The argument is that even though hospitals welcome those patients and rely on government health care program revenue to support their staffing and infrastructure, government programs do not reimburse at levels as high as commercial health insurers do.

Half of the overall ‘community benefit’ investment reported by hospitals in 2023, or $999.5 million, was attributed to costs that they say were not covered by reimbursements for the Medicaid-funded Oregon Health plan.

And this figure dropped in the most recent year, explaining about two-thirds of the overall community benefit spending drop.

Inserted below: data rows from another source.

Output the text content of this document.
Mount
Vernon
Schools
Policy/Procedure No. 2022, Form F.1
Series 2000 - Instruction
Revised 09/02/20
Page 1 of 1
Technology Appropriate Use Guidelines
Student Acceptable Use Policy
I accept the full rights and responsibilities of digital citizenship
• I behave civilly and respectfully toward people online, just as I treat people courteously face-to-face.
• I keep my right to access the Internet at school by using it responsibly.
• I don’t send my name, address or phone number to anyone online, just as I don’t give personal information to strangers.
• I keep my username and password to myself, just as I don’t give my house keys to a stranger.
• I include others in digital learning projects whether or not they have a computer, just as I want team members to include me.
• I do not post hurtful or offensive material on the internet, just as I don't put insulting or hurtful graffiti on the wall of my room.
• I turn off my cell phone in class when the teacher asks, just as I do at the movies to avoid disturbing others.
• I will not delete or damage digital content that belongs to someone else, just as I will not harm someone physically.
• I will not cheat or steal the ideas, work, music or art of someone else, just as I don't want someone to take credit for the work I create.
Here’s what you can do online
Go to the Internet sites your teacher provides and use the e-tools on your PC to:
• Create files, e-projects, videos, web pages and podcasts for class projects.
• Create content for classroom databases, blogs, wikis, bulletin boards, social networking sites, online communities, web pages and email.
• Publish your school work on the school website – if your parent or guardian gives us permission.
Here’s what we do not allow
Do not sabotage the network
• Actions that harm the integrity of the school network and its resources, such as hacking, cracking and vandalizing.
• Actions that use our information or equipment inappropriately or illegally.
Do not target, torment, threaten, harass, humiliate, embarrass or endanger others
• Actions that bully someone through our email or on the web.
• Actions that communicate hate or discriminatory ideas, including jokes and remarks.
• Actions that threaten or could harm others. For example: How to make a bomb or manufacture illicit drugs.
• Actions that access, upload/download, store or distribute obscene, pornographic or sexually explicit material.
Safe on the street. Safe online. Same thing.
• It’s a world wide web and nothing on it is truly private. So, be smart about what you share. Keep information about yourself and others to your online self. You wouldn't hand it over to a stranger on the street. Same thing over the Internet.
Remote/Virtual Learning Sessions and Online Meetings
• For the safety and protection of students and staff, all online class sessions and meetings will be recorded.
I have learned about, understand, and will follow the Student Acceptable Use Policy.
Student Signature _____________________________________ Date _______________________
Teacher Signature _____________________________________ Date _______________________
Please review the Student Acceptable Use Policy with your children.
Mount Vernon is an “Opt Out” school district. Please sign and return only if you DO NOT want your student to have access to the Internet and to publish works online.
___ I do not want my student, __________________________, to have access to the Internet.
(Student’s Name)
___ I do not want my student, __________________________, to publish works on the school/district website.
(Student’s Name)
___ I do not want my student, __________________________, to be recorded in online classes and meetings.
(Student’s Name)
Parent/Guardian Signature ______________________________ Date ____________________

As a result of a temporary federal boost in Medicaid reimbursements due to expanded enrollment, Oregon hospitals reported a $139 million decrease in community benefit ‘spending’ tallied for treating Oregon Health Plan members.

Meanwhile, ‘spending’ on other types of subsidized care increased slightly to $255 million in 2023. Theoretical losses from treating patients covered by the Veterans Health Administration, the Indian Health Service and other public programs increased to $118 million, up 5.7%. 

Rushbanks, of the group Dollar For, questioned whether theoretical losses from accepting people covered by Medicaid should be used to evaluate hospitals’ community spending. He told The Lund Report that hospitals are required by federal law to care for people seeking medical attention. Additionally, he noted that for-profit hospitals that do not have tax exemptions also care for patients covered by Medicaid.

“It’s just not a very useful metric,” he said. “It muddies up the data.”